Assistant Professor of Liturgics


(214) 629-3240



PhD (cand), Marquette University; MDiv, Duke University Divinity School; BA, Wheaton College


Fr. Olver was raised in the Brethren in Christ tradition and sensed a vocation to Christian ministry at a young age. A trained musician, he studied literature as an undergraduate and during that period was introduced to Anglicanism and began to consider the priesthood. His seminary studies at Duke piqued his interest in liturgical studies and ecumenism and upon graduation the faculty awarded him the Hoyt Hickman Award for Outstanding Liturgical Scholarship and Practice.

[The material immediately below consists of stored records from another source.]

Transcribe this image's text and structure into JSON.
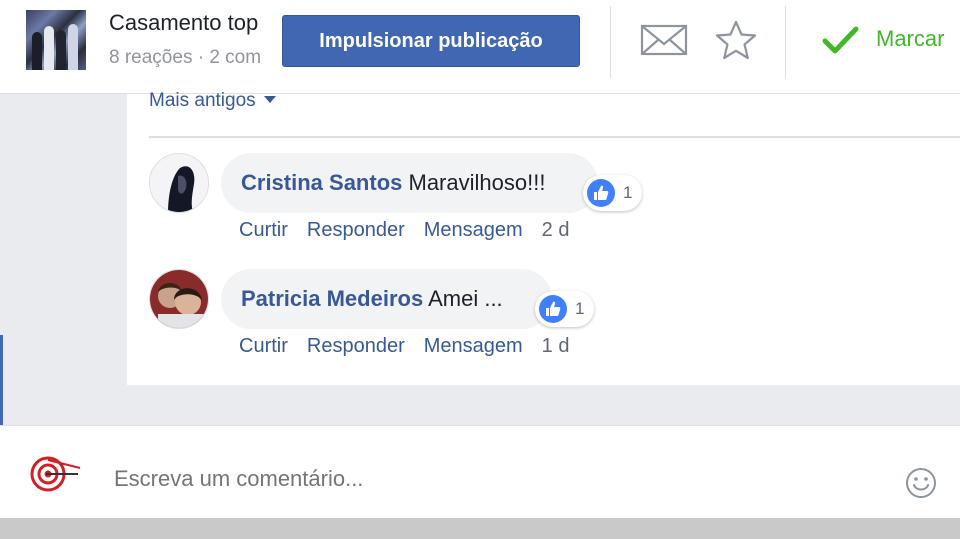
{
  "header": {
    "post_title": "Casamento top",
    "post_meta": "8 reações · 2 com",
    "boost_label": "Impulsionar publicação",
    "mark_label": "Marcar"
  },
  "comments": {
    "older_label": "Mais antigos",
    "items": [
      {
        "author": "Cristina Santos",
        "text": "Maravilhoso!!!",
        "reaction_count": "1",
        "like_label": "Curtir",
        "reply_label": "Responder",
        "message_label": "Mensagem",
        "time": "2 d"
      },
      {
        "author": "Patricia Medeiros",
        "text": "Amei ...",
        "reaction_count": "1",
        "like_label": "Curtir",
        "reply_label": "Responder",
        "message_label": "Mensagem",
        "time": "1 d"
      }
    ]
  },
  "compose": {
    "placeholder": "Escreva um comentário..."
  },
  "colors": {
    "brand": "#4267b2",
    "link": "#385898",
    "mark_green": "#42b72a",
    "like_blue": "#4080ff"
  },
  "icons": [
    "envelope-icon",
    "star-icon",
    "checkmark-icon",
    "like-icon",
    "caret-down-icon",
    "smiley-icon"
  ]
}
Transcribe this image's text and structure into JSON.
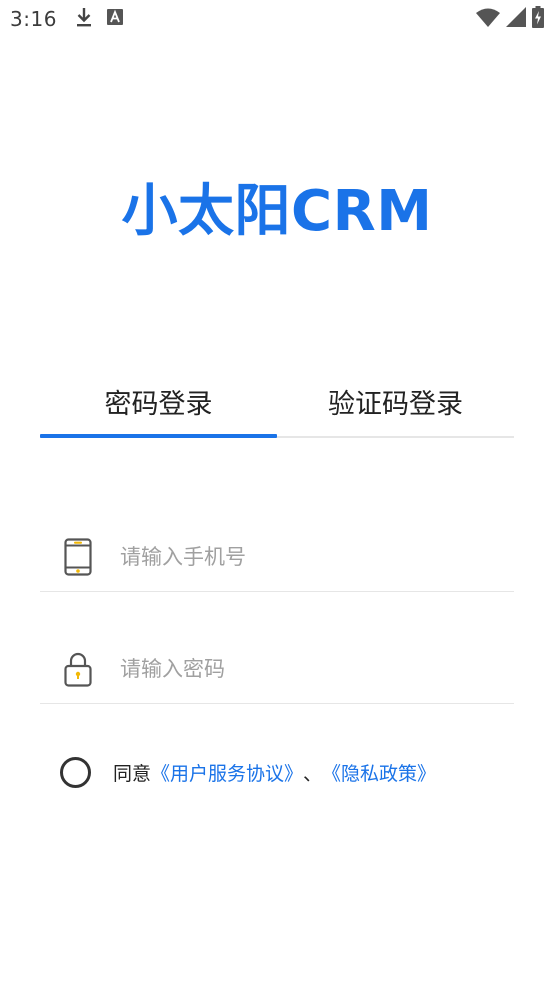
{
  "status_bar": {
    "time": "3:16",
    "icons": [
      "download-icon",
      "keyboard-a-icon",
      "wifi-icon",
      "signal-icon",
      "battery-icon"
    ]
  },
  "app": {
    "title": "小太阳CRM",
    "accent_color": "#1a73e8"
  },
  "tabs": [
    {
      "label": "密码登录",
      "active": true
    },
    {
      "label": "验证码登录",
      "active": false
    }
  ],
  "form": {
    "phone": {
      "placeholder": "请输入手机号",
      "value": "",
      "icon": "phone-icon"
    },
    "password": {
      "placeholder": "请输入密码",
      "value": "",
      "icon": "lock-icon"
    }
  },
  "agreement": {
    "checked": false,
    "prefix": "同意",
    "terms_link": "《用户服务协议》",
    "separator": "、",
    "privacy_link": "《隐私政策》"
  }
}
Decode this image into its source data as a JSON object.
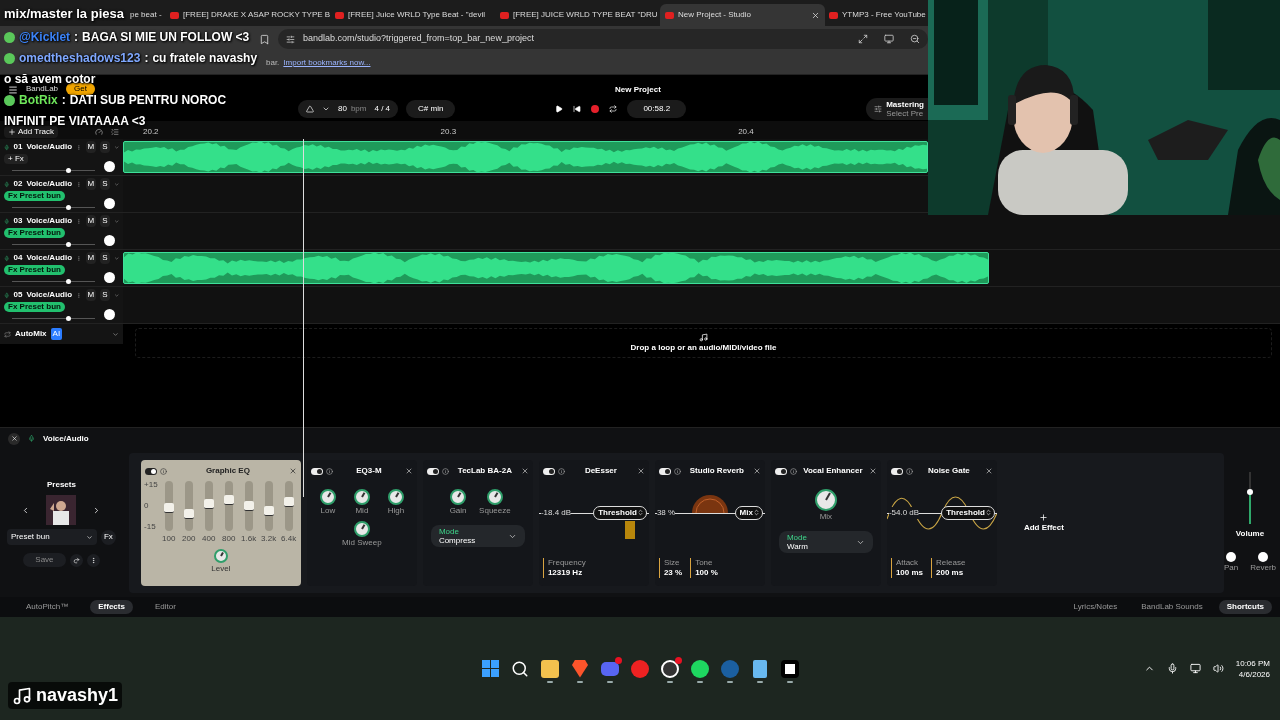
{
  "browser": {
    "tabs": [
      {
        "title": "pe beat -",
        "selected": false
      },
      {
        "title": "[FREE] DRAKE X ASAP ROCKY TYPE B",
        "selected": false
      },
      {
        "title": "[FREE] Juice WRLD Type Beat - \"devil",
        "selected": false
      },
      {
        "title": "[FREE] JUICE WRLD TYPE BEAT \"DRU",
        "selected": false
      },
      {
        "title": "New Project - Studio",
        "selected": true
      },
      {
        "title": "YTMP3 - Free YouTube",
        "selected": false
      }
    ],
    "url": "bandlab.com/studio?triggered_from=top_bar_new_project",
    "bookmarks_hint": "bar.",
    "bookmarks_link": "Import bookmarks now..."
  },
  "app": {
    "logo": "BandLab",
    "get_button": "Get",
    "project_title": "New Project",
    "transport": {
      "bpm": "80",
      "bpm_unit": "bpm",
      "time_signature": "4 / 4",
      "key": "C# min",
      "time": "00:58.2",
      "mastering": "Mastering",
      "mastering_preset": "Select Pre"
    },
    "add_track": "Add Track",
    "ruler": [
      "20.2",
      "20.3",
      "20.4"
    ],
    "tracks": [
      {
        "number": "01",
        "name": "Voice/Audio",
        "mute": "M",
        "solo": "S",
        "fx": {
          "kind": "add",
          "label": "+ Fx"
        },
        "level": 0.68,
        "clip": true
      },
      {
        "number": "02",
        "name": "Voice/Audio",
        "mute": "M",
        "solo": "S",
        "fx": {
          "kind": "preset",
          "label": "Fx Preset bun"
        },
        "level": 0.68,
        "clip": false
      },
      {
        "number": "03",
        "name": "Voice/Audio",
        "mute": "M",
        "solo": "S",
        "fx": {
          "kind": "preset",
          "label": "Fx Preset bun"
        },
        "level": 0.68,
        "clip": false
      },
      {
        "number": "04",
        "name": "Voice/Audio",
        "mute": "M",
        "solo": "S",
        "fx": {
          "kind": "preset",
          "label": "Fx Preset bun"
        },
        "level": 0.68,
        "clip": true
      },
      {
        "number": "05",
        "name": "Voice/Audio",
        "mute": "M",
        "solo": "S",
        "fx": {
          "kind": "preset",
          "label": "Fx Preset bun"
        },
        "level": 0.68,
        "clip": false
      }
    ],
    "automix": {
      "label": "AutoMix",
      "badge": "AI"
    },
    "drop_hint": "Drop a loop or an audio/MIDI/video file"
  },
  "effects_panel": {
    "track_name": "Voice/Audio",
    "presets_title": "Presets",
    "preset": "Preset bun",
    "fx_button": "Fx",
    "save": "Save",
    "effects": [
      {
        "kind": "graphic_eq",
        "name": "Graphic EQ",
        "enabled": true,
        "selected": true,
        "scale": [
          "+15",
          "0",
          "-15"
        ],
        "bands": [
          {
            "label": "100",
            "level": 0.45
          },
          {
            "label": "200",
            "level": 0.3
          },
          {
            "label": "400",
            "level": 0.55
          },
          {
            "label": "800",
            "level": 0.65
          },
          {
            "label": "1.6k",
            "level": 0.5
          },
          {
            "label": "3.2k",
            "level": 0.38
          },
          {
            "label": "6.4k",
            "level": 0.6
          }
        ],
        "knob_label": "Level"
      },
      {
        "kind": "knobs",
        "name": "EQ3-M",
        "enabled": true,
        "selected": false,
        "knobs": [
          "Low",
          "Mid",
          "High",
          "Mid Sweep"
        ]
      },
      {
        "kind": "knobs",
        "name": "TecLab BA-2A",
        "enabled": true,
        "selected": false,
        "knobs": [
          "Gain",
          "Squeeze"
        ],
        "mode": {
          "label": "Mode",
          "value": "Compress"
        }
      },
      {
        "kind": "deesser",
        "name": "DeEsser",
        "enabled": true,
        "selected": false,
        "reading": "-18.4 dB",
        "control": "Threshold",
        "params": [
          {
            "label": "Frequency",
            "value": "12319 Hz"
          }
        ]
      },
      {
        "kind": "reverb",
        "name": "Studio Reverb",
        "enabled": true,
        "selected": false,
        "reading": "38 %",
        "control": "Mix",
        "params": [
          {
            "label": "Size",
            "value": "23 %"
          },
          {
            "label": "Tone",
            "value": "100 %"
          }
        ]
      },
      {
        "kind": "knobs",
        "name": "Vocal Enhancer",
        "enabled": true,
        "selected": false,
        "knobs": [
          "Mix"
        ],
        "mode": {
          "label": "Mode",
          "value": "Warm"
        }
      },
      {
        "kind": "gate",
        "name": "Noise Gate",
        "enabled": true,
        "selected": false,
        "reading": "-54.0 dB",
        "control": "Threshold",
        "params": [
          {
            "label": "Attack",
            "value": "100 ms"
          },
          {
            "label": "Release",
            "value": "200 ms"
          }
        ]
      }
    ],
    "add_effect": "Add Effect",
    "volume": {
      "label": "Volume",
      "level": 0.62
    },
    "pan": "Pan",
    "reverb": "Reverb"
  },
  "bottom_tabs": [
    {
      "label": "AutoPitch™",
      "selected": false
    },
    {
      "label": "Effects",
      "selected": true
    },
    {
      "label": "Editor",
      "selected": false
    }
  ],
  "bottom_links": [
    {
      "label": "Lyrics/Notes",
      "kind": "plain"
    },
    {
      "label": "BandLab Sounds",
      "kind": "plain"
    },
    {
      "label": "Shortcuts",
      "kind": "pill"
    }
  ],
  "overlay": {
    "title": "mix/master la piesa",
    "chat": [
      {
        "user": "@Kicklet",
        "color": "#3b82f6",
        "separator": ":",
        "lines": [
          "BAGA SI MIE UN FOLLOW <3"
        ]
      },
      {
        "user": "omedtheshadows123",
        "color": "#7fa8ff",
        "separator": ":",
        "lines": [
          "cu fratele navashy",
          "o să avem cotor"
        ]
      },
      {
        "user": "BotRix",
        "color": "#6ee65a",
        "separator": ":",
        "lines": [
          "DATI SUB PENTRU NOROC",
          "INFINIT PE VIATAAAA <3"
        ]
      }
    ],
    "tiktok_user": "navashy1"
  },
  "taskbar": {
    "apps": [
      {
        "kind": "windows",
        "running": false,
        "badge": false
      },
      {
        "kind": "search",
        "running": false,
        "badge": false
      },
      {
        "kind": "folder",
        "running": true,
        "badge": false
      },
      {
        "kind": "brave",
        "running": true,
        "badge": false
      },
      {
        "kind": "discord",
        "running": true,
        "badge": true
      },
      {
        "kind": "youtube",
        "running": false,
        "badge": false
      },
      {
        "kind": "obs",
        "running": true,
        "badge": true
      },
      {
        "kind": "spotify",
        "running": true,
        "badge": false
      },
      {
        "kind": "steam",
        "running": true,
        "badge": false
      },
      {
        "kind": "notepad",
        "running": true,
        "badge": false
      },
      {
        "kind": "capcut",
        "running": true,
        "badge": false
      }
    ],
    "time": "10:06 PM",
    "date": "4/6/2026"
  }
}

In 2005, he moved to serve in the Episcopal Diocese of Dallas and was ordained deacon, which began eight years of full-time pastoral ministry: first at St. John’s Episcopal Church and School (2005-06) and then from 2006-2013 as the assistant rector at Church of the Incarnation, Dallas. There, he oversaw adult formation as well as the parish’s renowned music and liturgy program and served as the diocesan Ecumenical Officer (2005-2010) and Executive Council (2008-2011). Since 2006, he has been a member of the Anglican-Roman Catholic Consultation in the U.S. (ARCUSA).

His other research interests include sacramental theology, the development of doctrine, ecclesiology and ecumenism, the Roman Canon, and the history of Anglican liturgy.

In 2012, his essay, “Documented Ecumenism: Why the Anglican Covenant is the Hope for Anglicanism and its Ecumenical Calling,” was included in Pro Communione: Theological Essays on the Anglican Covenant (Wipf and Stock). An article of his on ecclesiology and Anglican thinking on contraception was published in 2015 in the Journal of Ecumenical Studies and he has articles forthcoming in Nova et Vetera, Antiphon, and the Anglican Theological Review. He has published multiple essays in The Living Church and is a contributor to their blog, Covenant

His doctoral thesis is a study of the Roman Canon as an example of the way in which scriptural exegesis can be seen in early liturgical texts and expands our understanding of the origins of early liturgies.